A: I’m so sorry that you have been through all of this, but I am proud of you for admitting and acknowledging that you were abused. That is the first step to getting better. However, due to the severity and complexity of the abuse, I would really suggest that you see a mental health professional for ongoing counseling. Find someone who specializes in sexual abuse and trauma. The issues you are listing here are too serious to just be addressed in an advice column, and you have been hurting too long.
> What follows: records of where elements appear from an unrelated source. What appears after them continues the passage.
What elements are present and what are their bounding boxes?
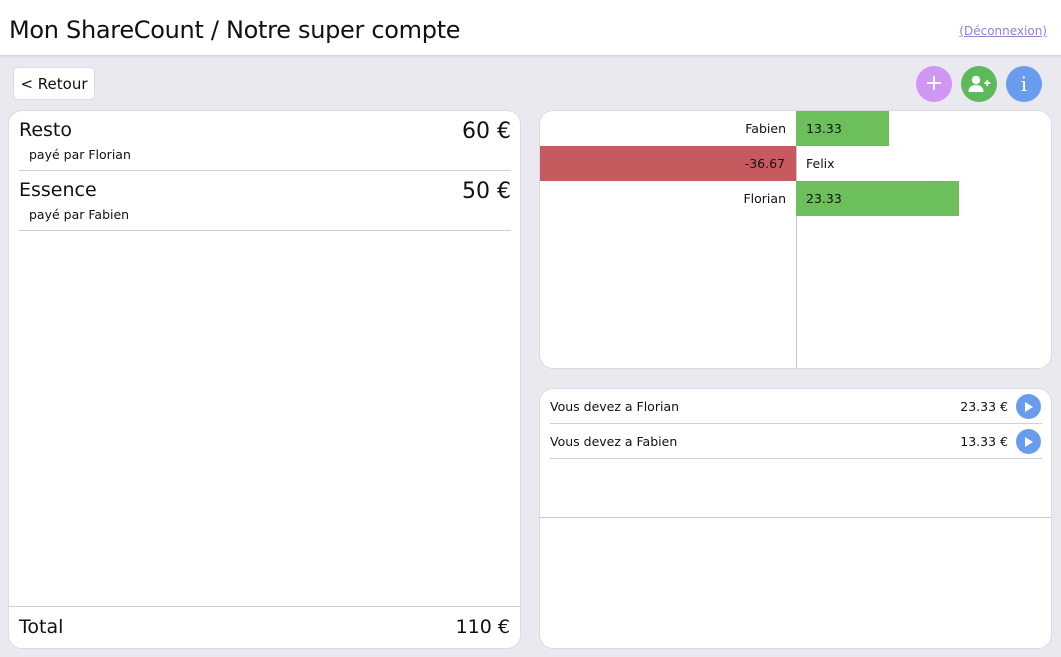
balance-name: Felix — [806, 156, 835, 171]
balance-name: Florian — [743, 191, 786, 206]
total-bar: Total 110 € — [9, 606, 520, 648]
debts-panel: Vous devez a Florian 23.33 € Vous devez … — [539, 388, 1052, 649]
balance-value: 13.33 — [806, 121, 842, 136]
balance-value: -36.67 — [744, 156, 785, 171]
debt-row: Vous devez a Fabien 13.33 € — [550, 424, 1042, 459]
app-header: Mon ShareCount / Notre super compte (Déc… — [0, 0, 1061, 56]
pay-button[interactable] — [1016, 394, 1041, 419]
expense-name: Essence — [19, 179, 97, 201]
divider — [540, 517, 1051, 518]
play-icon — [1025, 436, 1033, 447]
play-icon — [1025, 401, 1033, 412]
plus-icon: + — [924, 71, 944, 96]
expense-item[interactable]: Essence 50 € payé par Fabien — [19, 171, 511, 231]
expense-name: Resto — [19, 119, 73, 141]
back-button[interactable]: < Retour — [13, 67, 95, 100]
balance-value: 23.33 — [806, 191, 842, 206]
add-expense-button[interactable]: + — [916, 66, 952, 102]
total-value: 110 € — [455, 616, 510, 638]
balances-panel: Fabien 13.33 Felix -36.67 Florian 23.33 — [539, 110, 1052, 369]
debt-amount: 13.33 € — [960, 434, 1008, 449]
add-user-button[interactable] — [961, 66, 997, 102]
debt-label: Vous devez a Florian — [550, 399, 680, 414]
balance-row: Fabien 13.33 — [540, 111, 1051, 146]
expense-payer: payé par Fabien — [29, 207, 130, 222]
expense-amount: 50 € — [462, 179, 511, 204]
total-label: Total — [19, 616, 64, 638]
debt-row: Vous devez a Florian 23.33 € — [550, 389, 1042, 424]
balance-name: Fabien — [745, 121, 786, 136]
info-icon: i — [1020, 72, 1028, 96]
debt-amount: 23.33 € — [960, 399, 1008, 414]
debt-label: Vous devez a Fabien — [550, 434, 678, 449]
add-user-icon — [968, 75, 991, 92]
pay-button[interactable] — [1016, 429, 1041, 454]
expense-amount: 60 € — [462, 119, 511, 144]
balance-row: Florian 23.33 — [540, 181, 1051, 216]
expense-payer: payé par Florian — [29, 147, 131, 162]
expenses-panel: Resto 60 € payé par Florian Essence 50 €… — [8, 110, 521, 649]
balance-row: Felix -36.67 — [540, 146, 1051, 181]
page-title: Mon ShareCount / Notre super compte — [9, 16, 461, 44]
info-button[interactable]: i — [1006, 66, 1042, 102]
expense-item[interactable]: Resto 60 € payé par Florian — [19, 111, 511, 171]
logout-link[interactable]: (Déconnexion) — [959, 24, 1047, 38]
It’s hard to say whether or not the vibe you are getting about your husband is because he and your sister have done something inappropriate or just that her behavior coupled with his knowledge of how she has treated you makes him uncomfortable. This could help explain why he left the room and why he might act strangely when she is around. It’s hard to be around people who have harmed someone you love, but it is also difficult to know how to handle it when the person isn’t going away (family). Because of this and your trust issues with your husband, in addition to individual or group counseling to help you heal from your abuse, I would suggest that you and your husband get involved in couple’s therapy as well. It provides a safe format to address your concerns with him, but it could also help him learn how to better support you and what you’ve been through.
It sounds like you still spend time, at least occasionally, with members of your family who have harmed you. That’s fine and lots of people do that, but it can sometimes be helpful to take a break from contact while you are working through things and healing. Furthermore, I have worked with some clients who have made the very difficult decision to never associate with family members who have abused them. In the end, you need to do what is right for you. But please don’t believe any of the negative things your father, sisters and rapist have said to you for one minute longer. It is time to reclaim your power and reclaim your life.